Bloomberg quoted the search giant's lawyer Genevra Forwood as telling the European Union's General Court in Luxembourg on Thursday that the company "could not have known its conduct was an abuse" when it cut deals for the use of Android.
At the time the fine was imposed, the EU said the company would have to end its alleged breach of antitrust rules within 90 days or pay a penalty of up to 5% of the average daily turnover of its parent company, Alphabet.
Google has now racked up more €8.2 billion in fines from the EU, with a €2.4 billion fine being levied in 2017 for allegedly abusing its search engine dominance to give illegal advantage to its own comparison shopping service. The company has appealed the decision.
Forwood gave the court another option: reduce the record fine because it was calculated based on ad revenue from Google's home page, a website that not directly linked to Android phones.
But the European Commission's lawyer Anthony Dawes was scornful of this approach, saying the fine was just 4.5% of Google's revenue in 2017 and much lower than a 10% cap.
Forwood's argument was similar to that of a driver who kills a pedestrian and then claims in court that there should be no penalty because he/she did not intend to kill anyone.
She said Google had no anti-competitive intent and it could not have known its conduct was an abuse, as there was no judicial precedent.

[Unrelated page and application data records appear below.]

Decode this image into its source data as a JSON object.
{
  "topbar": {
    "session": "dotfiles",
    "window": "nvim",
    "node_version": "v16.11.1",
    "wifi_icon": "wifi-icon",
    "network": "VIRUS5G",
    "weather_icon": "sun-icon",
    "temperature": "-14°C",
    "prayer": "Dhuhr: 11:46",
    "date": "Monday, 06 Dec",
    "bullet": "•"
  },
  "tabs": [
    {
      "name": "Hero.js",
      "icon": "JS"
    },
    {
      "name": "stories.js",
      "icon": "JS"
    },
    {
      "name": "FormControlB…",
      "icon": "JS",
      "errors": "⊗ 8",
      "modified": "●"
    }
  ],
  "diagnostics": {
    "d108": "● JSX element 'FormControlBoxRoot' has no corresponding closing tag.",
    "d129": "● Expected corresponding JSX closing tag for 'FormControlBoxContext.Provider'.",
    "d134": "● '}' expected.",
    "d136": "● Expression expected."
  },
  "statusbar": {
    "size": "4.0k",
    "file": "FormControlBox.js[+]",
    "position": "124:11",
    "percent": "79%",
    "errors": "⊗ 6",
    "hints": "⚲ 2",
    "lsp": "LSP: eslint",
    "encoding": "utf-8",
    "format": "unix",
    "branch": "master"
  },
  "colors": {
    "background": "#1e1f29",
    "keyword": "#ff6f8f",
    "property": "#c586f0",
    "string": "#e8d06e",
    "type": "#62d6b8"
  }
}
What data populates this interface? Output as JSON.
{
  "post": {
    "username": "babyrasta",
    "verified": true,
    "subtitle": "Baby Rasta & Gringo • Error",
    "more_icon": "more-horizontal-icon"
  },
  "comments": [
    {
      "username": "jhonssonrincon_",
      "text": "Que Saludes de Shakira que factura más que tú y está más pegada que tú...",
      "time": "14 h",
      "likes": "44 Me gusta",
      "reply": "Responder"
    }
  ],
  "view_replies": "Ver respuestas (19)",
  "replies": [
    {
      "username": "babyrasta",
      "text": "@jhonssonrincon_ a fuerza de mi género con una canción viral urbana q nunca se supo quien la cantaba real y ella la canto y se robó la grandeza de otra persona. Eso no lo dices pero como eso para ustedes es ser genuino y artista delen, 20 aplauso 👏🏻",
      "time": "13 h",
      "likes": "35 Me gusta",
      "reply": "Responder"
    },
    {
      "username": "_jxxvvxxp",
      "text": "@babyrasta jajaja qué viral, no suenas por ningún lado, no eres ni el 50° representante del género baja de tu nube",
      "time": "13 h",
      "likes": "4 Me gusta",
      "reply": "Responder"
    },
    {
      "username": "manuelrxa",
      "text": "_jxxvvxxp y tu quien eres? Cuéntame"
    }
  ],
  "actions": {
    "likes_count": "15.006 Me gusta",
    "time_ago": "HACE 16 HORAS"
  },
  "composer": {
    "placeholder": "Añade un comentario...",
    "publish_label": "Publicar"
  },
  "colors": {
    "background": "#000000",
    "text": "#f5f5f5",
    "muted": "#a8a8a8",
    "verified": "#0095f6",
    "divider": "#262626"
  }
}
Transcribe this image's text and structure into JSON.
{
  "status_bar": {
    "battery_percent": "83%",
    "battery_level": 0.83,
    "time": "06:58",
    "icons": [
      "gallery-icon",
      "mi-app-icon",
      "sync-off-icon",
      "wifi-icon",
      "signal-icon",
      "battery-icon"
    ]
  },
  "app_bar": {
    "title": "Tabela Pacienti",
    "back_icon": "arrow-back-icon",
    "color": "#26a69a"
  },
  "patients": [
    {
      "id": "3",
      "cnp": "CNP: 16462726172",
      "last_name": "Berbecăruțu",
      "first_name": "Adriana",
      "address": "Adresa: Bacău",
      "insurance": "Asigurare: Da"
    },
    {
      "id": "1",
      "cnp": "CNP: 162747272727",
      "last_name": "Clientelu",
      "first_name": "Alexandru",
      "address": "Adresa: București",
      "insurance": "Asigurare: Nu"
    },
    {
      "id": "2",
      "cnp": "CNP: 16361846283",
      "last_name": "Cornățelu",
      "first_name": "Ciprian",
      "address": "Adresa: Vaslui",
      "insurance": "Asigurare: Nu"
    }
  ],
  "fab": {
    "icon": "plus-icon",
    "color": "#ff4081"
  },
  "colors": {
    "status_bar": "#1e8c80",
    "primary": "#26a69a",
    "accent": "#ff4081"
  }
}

"So it was wrong for the Commission to impose any fine at all, let alone turn up the dials to reach its biggest fine ever," Forwood said.
In a detailed statement at the time the fine was imposed, the EC, the executive arm of the EU, said Google:
- had required manufacturers to pre-install the Google Search app and browser app (Chrome), as a condition for licensing Google's app store (the Play Store);
- made payments to certain large manufacturers and mobile network operators on condition that they exclusively pre-installed the Google Search app on their devices; and
- had prevented manufacturers wishing to pre-install Google apps from selling even a single smart mobile device running on alternative versions of Android that were not approved by Google (so-called "Android forks").
The hearings began on Monday and the court is expected to issue a decision next year. Google has been contacted for comment.